Wybuch epidemii afrykańskiego pomoru świń w Republice Dominikany wywołał poruszenie w Brazylii. Nic dziwnego; ten południowoamerykański kraj jest jednym z największych producentów wieprzowiny na świecie z produkcją na poziomie 4,4 mln ton rocznie i eksporcie 1,02 mln ton.
ASF w Dominikanie stwierdzono w ostatnim czasie w kolejnych 9 prowincjach, zatem choroba występuje już w 11 na 32 prowincje tego kraju. W związku z tym Brazylia zaostrzyła kontrole sanitarne dominikańskiej wieprzowiny.
– Wzmocniliśmy zalecenia dotyczące nadzoru w portach i na lotniskach, aby mieć pewność, że linie lotnicze, firmy morskie i podróżni przestrzegają zakazów wwozu produktów, które stanowią zagrożenie chorobą – powiedział dyrektor ds. zdrowia zwierząt w ministerstwie rolnictwa Brazylii, Geraldo Moraes.

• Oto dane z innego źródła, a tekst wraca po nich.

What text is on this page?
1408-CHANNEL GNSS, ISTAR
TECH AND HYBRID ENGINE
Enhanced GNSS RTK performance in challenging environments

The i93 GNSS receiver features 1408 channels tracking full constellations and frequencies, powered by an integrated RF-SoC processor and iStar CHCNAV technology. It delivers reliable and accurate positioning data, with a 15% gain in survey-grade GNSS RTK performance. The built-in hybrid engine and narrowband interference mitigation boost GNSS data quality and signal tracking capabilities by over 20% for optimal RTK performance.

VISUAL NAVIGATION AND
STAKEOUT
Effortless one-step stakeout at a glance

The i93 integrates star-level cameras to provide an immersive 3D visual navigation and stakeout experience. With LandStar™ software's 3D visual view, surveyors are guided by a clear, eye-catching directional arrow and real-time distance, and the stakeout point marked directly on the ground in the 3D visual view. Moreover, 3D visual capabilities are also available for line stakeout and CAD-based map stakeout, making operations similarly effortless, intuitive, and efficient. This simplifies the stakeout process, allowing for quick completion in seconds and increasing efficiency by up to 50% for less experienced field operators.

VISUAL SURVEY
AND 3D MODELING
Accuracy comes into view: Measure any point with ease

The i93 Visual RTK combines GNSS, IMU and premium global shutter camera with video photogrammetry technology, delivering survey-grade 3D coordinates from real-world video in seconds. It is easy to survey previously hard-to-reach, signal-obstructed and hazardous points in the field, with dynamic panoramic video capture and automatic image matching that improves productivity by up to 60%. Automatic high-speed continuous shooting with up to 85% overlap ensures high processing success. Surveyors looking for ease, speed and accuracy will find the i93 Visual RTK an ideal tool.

Jednocześnie administracje obydwu krajów wspólnie współpracują w sprawie kontroli rozprzestrzeniania się choroby w regionie.
Straty spowodowane wystąpieniem ASF na Dominikanie mogą wynieść nawet 180 mln USD, jednak rząd tego kraju zobowiązał się do pokrycia strat rolników w 100 procentach, oferując cenę rynkową za każde ubite w wyniku choroby zwierzę.